About the author:
Susan Hurley has worked in medical research and the pharmaceutical industry for more than thirty years. Her research has been published in high profile medical journals like the Lancet and her writing has appeared in Kill Your Darlings, The Australian, The Big Issue, Mascara Literary Review and literary journals, magazines and newspapers. She was shortlisted for the 2017 Peter Carey Short Story Award and Eight Lives, her first novel, was shortlisted for the 2018 UK Caledonia Novel Award. She lives in Melbourne with her husband and labradoodle.
Words //Susan Hurley
Professor Susan Hurley, author of the brilliant new thriller Eight Lives, has worked in the commercially-focused pharmaceutical world for decades, so it’s natural that her debut novel revolves around this competitive industry. One of the key challenges Susan faced was in making complex immunology accessible for the average reader. While she may have made it look easy, it took a lot of work in the writer’s room. Here, Susan shares the scientific approach she applied to the plot.
In 2006 I read about a London drug trial that ended tragically, when a new drug was tested for the first time on humans. The drug was a monoclonal antibody, for diseases of the immune system. The six healthy men who each received the drug all suffered a severe reaction, and almost died. It was a horrific outcome. I felt awful for the men and their families and was shaken by the catastrophic consequences. But it also struck me that such a trial would be a suitably dramatic starting point for a novel. Animal experiments, no matter how comprehensive, can’t completely predict a drug’s effects in humans, so testing a drug on humans for the first time is always a step into the unknown.
Overseeing this step into the unknown are scientists and executives with reputations at stake, while on the other side, those volunteering for the trial are people with much less power. Historically, trial participants have often been the powerless: prisoners, military personnel, people who are institutionalised. Even this century, in the United States, drug trials have been conducted on the homeless and undocumented immigrants.
So, you have an inherently perilous experiment and a moral dilemma. We want safe and effective medicines. Someone has to take risks for us to get them. Who should that be?
There’s also a lot of money at stake. A successful trial of a monoclonal antibody like the one tested in the London trial can turn a quick profit of around $20 million. It sounded like there was the bones of a story. A thriller.
But to write such a story I needed to understand immunology, and I’m not an immunologist. My training and experience is in pharmacology (the study of how drugs work), epidemiology (the study of disease in populations) and health economics.
To research Eight Lives I used similar techniques to those I’ve applied to that work, with a twist. I read the scientific literature and I talked with experts in the field, as I’ve always done. But for my novel I looked for the points of conflict. I would ask the immunologists I interviewed: What do you most fear? What’s the worst thing that can happen in your area of interest? A first-in-human trial failing is every medical researcher’s worst nightmare, but I learned about what can go wrong before that step.

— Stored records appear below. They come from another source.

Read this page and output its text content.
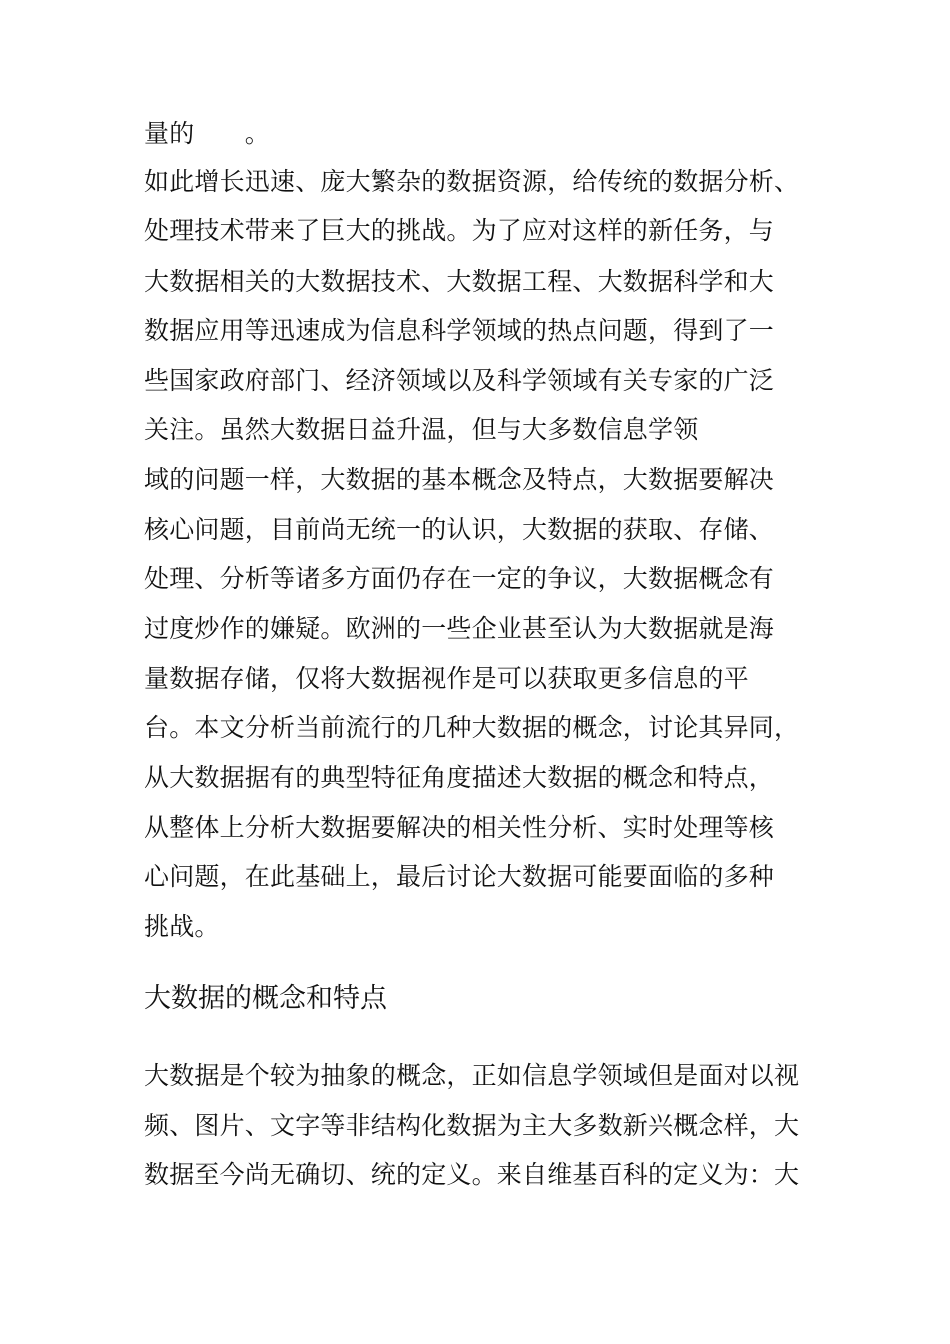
量的　　。
如此增长迅速、庞大繁杂的数据资源，给传统的数据分析、
处理技术带来了巨大的挑战。为了应对这样的新任务，与
大数据相关的大数据技术、大数据工程、大数据科学和大
数据应用等迅速成为信息科学领域的热点问题，得到了一
些国家政府部门、经济领域以及科学领域有关专家的广泛
关注。虽然大数据日益升温，但与大多数信息学领
域的问题一样，大数据的基本概念及特点，大数据要解决
核心问题，目前尚无统一的认识，大数据的获取、存储、
处理、分析等诸多方面仍存在一定的争议，大数据概念有
过度炒作的嫌疑。欧洲的一些企业甚至认为大数据就是海
量数据存储，仅将大数据视作是可以获取更多信息的平
台。本文分析当前流行的几种大数据的概念，讨论其异同，
从大数据据有的典型特征角度描述大数据的概念和特点，
从整体上分析大数据要解决的相关性分析、实时处理等核
心问题，在此基础上，最后讨论大数据可能要面临的多种
挑战。
大数据的概念和特点
大数据是个较为抽象的概念，正如信息学领域但是面对以视
频、图片、文字等非结构化数据为主大多数新兴概念样，大
数据至今尚无确切、统的定义。来自维基百科的定义为：大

My research gave me some key plot points. Now I needed to express them in a way that non-scientists would find interesting. I was writing a novel, not a non-fiction piece. I wanted readers to learn something through engagement with the characters. I had experience writing what the science world calls ‘plain language’ summaries: precis of research that non-scientists can understand. Plain language statements have their place but are way too dry for a novel.

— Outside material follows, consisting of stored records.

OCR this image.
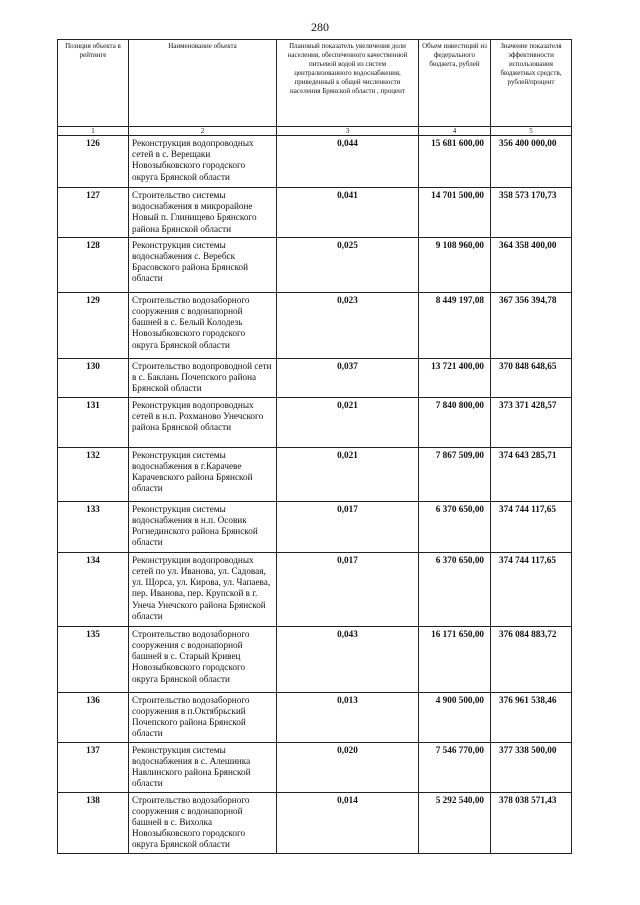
280
Позиция объекта в рейтинге	Наименование объекта	Плановый показатель увеличения доли населения, обеспеченного качественной питьевой водой из систем централизованного водоснабжения, приведенный к общей численности населения Брянской области , процент	Объем инвестиций из федерального бюджета, рублей	Значение показателя эффективности использования бюджетных средств, рублей/процент
1	2	3	4	5
126	Реконструкция водопроводных сетей в с. Верещаки Новозыбковского городского округа Брянской области	0,044	15 681 600,00	356 400 000,00
127	Строительство системы водоснабжения в микрорайоне Новый п. Глинищево Брянского района Брянской области	0,041	14 701 500,00	358 573 170,73
128	Реконструкция системы водоснабжения с. Веребск Брасовского района Брянской области	0,025	9 108 960,00	364 358 400,00
129	Строительство водозаборного сооружения с водонапорной башней в с. Белый Колодезь Новозыбковского городского округа Брянской области	0,023	8 449 197,08	367 356 394,78
130	Строительство водопроводной сети в с. Баклань Почепского района Брянской области	0,037	13 721 400,00	370 848 648,65
131	Реконструкция водопроводных сетей в н.п. Рохманово Унечского района Брянской области	0,021	7 840 800,00	373 371 428,57
132	Реконструкция системы водоснабжения в г.Карачеве Карачевского района Брянской области	0,021	7 867 509,00	374 643 285,71
133	Реконструкция системы водоснабжения в н.п. Осовик Рогнединского района Брянской области	0,017	6 370 650,00	374 744 117,65
134	Реконструкция водопроводных сетей по ул. Иванова, ул. Садовая, ул. Щорса, ул. Кирова, ул. Чапаева, пер. Иванова, пер. Крупской в г. Унеча Унечского района Брянской области	0,017	6 370 650,00	374 744 117,65
135	Строительство водозаборного сооружения с водонапорной башней в с. Старый Кривец Новозыбковского городского округа Брянской области	0,043	16 171 650,00	376 084 883,72
136	Строительство водозаборного сооружения в п.Октябрьский Почепского района Брянской области	0,013	4 900 500,00	376 961 538,46
137	Реконструкция системы водоснабжения в с. Алешинка Навлинского района Брянской области	0,020	7 546 770,00	377 338 500,00
138	Строительство водозаборного сооружения с водонапорной башней в с. Вихолка Новозыбковского городского округа Брянской области	0,014	5 292 540,00	378 038 571,43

Instead, I used two techniques. The first was to describe the scientific concepts by analogy. In this way I explained the concept of monoclonal antibodies by comparing them to CIA assassins. Assassins target people perceived as ‘bad guys’. Monoclonal antibodies target molecules that are behaving badly and causing disease.
The second technique I used was to have non-scientist characters taking a shot at explaining the science. So, for example, Sally Southcott, the mother of one of the narrators in the novel, who describes herself as ‘more an arty person than a science person’, tells us that cancer patients don’t lose their hair when they’re treated with monoclonal antibodies.
It was fun to get creative and dramatise science in these ways, but I was wary of over-simplifying to the point of getting things wrong. The experts I talked with very kindly checked excerpts of Eight Lives to make sure the science was authentic, and one particularly generous immunologist fact-checked the whole novel for me. Pleasingly, I passed.